Шуры-муры на Калининском (Рождественская) - страница 111

Ну и подытожил: мол, кончается у людей терпение, уезжают.

Лидка не придала тогда большого значения Левушкиным словам, просто кивнула, соглашаясь. Они посмотрели еще раз на громадные буквы четырехкнижья, на колышущиеся узенькие флаги вдоль всего проспекта, пересекли Садовое и пошли ниже, к реке. Был этот всплеск довольно давно, и ничто с тех самых пор не предвещало.

Лицо еврейской национальности

— Навсегда, значит? — Лидка по-странному спокойно приняла эту новость, то ли чувствовала напряжение последних душных недель, то ли отдавала себе отчет, что счастье, каким бы оно ни было, не может длиться вечно. В общем, как говорила ее мама, зима закончилась, на лыжи уже не встать.

— Ты понимаешь, что никогда уже не сможешь сюда вернуться? — голос ее дрогнул, слегка поплыл и обесцветился, но быстро зазвучал как обычно. — Ни при каких обстоятельствах. Это путь в одну сторону.

— Я понимаю, но мне надоело быть лицом еврейской национальности. Я просто еврей. Я не вижу в этом ничего постыдного. Я вечно или оправдываюсь, или смущенно улыбаюсь, или тихо раздражаюсь, когда мне это говорят. Я понял, что больше тут не выдержу: или взорвусь, или, что еще хуже, покроюсь плесенью. Отец, конечно, в ужасе. Он меня убеждает, что советская власть сделала для евреев, и для меня в том числе, безмерно много, что все, так сказать, дала: должности, возможности, остановила ущемление прав, идущих еще с царизма, прекратила погромы, вывела из местечек — все вот это. Что, в общем-то, конечно, важно, никто не спорит. Но народ теряет идентичность. Ты знаешь хоть кого-то из евреев, кто сегодня говорит на идиш?

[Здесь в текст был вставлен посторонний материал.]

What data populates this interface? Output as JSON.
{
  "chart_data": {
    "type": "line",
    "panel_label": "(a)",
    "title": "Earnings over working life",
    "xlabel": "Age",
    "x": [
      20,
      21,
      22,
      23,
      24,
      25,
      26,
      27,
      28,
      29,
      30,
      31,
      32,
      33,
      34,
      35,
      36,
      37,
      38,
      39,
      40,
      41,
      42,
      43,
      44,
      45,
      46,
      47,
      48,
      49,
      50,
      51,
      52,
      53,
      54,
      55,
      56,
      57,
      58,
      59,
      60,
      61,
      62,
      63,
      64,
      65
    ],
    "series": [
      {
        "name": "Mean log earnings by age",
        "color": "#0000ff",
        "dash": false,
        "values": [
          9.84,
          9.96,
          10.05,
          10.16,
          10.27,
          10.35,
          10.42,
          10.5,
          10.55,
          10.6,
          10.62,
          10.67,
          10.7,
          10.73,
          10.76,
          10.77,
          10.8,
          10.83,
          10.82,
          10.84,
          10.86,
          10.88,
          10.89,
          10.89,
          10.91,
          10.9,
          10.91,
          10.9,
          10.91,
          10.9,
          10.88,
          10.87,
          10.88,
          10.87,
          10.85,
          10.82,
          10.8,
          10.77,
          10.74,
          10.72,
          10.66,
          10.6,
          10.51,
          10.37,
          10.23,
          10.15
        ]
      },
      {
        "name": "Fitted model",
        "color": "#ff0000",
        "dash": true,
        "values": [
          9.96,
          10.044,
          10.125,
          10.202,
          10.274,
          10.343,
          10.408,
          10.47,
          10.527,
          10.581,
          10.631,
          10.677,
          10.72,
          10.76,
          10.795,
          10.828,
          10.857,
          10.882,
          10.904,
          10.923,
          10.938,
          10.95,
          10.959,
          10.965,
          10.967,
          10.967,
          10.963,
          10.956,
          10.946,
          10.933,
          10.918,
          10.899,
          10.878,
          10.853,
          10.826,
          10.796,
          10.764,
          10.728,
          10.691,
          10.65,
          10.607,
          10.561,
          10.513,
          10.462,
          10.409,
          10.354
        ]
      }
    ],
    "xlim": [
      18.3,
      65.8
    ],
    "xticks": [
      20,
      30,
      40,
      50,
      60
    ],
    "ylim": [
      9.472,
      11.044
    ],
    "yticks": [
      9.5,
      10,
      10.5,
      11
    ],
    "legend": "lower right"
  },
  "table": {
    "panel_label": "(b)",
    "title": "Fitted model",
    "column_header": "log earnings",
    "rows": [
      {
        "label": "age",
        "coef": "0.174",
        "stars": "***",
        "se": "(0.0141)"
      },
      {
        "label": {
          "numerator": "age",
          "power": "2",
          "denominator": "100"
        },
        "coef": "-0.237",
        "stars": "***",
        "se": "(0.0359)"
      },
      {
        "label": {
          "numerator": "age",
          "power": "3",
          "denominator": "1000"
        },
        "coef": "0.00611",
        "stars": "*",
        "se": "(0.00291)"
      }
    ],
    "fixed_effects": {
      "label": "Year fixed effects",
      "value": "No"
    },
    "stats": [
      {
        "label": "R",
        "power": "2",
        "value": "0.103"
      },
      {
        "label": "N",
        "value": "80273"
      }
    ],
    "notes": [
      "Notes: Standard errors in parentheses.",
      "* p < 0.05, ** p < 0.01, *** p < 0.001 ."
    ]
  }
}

— Мама знала немножко, но это было очень давно. А я кроме «куш мир ин тохес» — «поцелуй меня в жопу» — почти ничего и не помню, — Лидка грустно улыбнулась и качнула головой.

— Ну вот об этом и речь. Все стирается, ассимилируется. И моя надежда хоть на малейшие изменения здесь тает с каждым днем. И я почему-то воспринимаю эту проблему как личную. Все думают, что время придет, а оно только уходит. Тут так все душно и традиционно. Я же журналист, я в курсе, что происходит, но об этом никому никогда не будет известно, мои фотографии, те, которые я мечтал бы опубликовать, стопроцентно не напечатают, и мне абсолютно невозможно с этим жить. Почти все идет под нож.

Лев говорил совершенно спокойно, голос его звучал, будто он читал из телевизора прогноз погоды, ровно и безэмоционально. Погода ожидается пасмурная и холодная. «Почему из слова “еврей” сделали табу? И придуманную фамилию я брать не собираюсь, чтобы быть, так сказать, менее заметным». Вероятность осадков тринадцать процентов. «Это унизительно, что мы другие. Нас все время пересчитывают, как скот, по головам: героев войны еврейской национальности столько-то, в парткоме работает столько-то, а в фотоотделе “их” перебор, больше брать нельзя». Атмосферное давление в пределах нормы. «И в институт я не смог поступить с первого раза, не прошел по пятому пункту. Вопрос, а уж не еврей ли ты, вообще звучит как обвинение в государственной измене. А когда, скажем, тебе говорят: ты еврей, но хороший — это вроде как поощрение. Как такое возможно? Что это? Надо гордиться?» Ветер слабый, умеренный. «Почему мы до сих пор не научились видеть человека, а не его национальность? Паскудно и горько».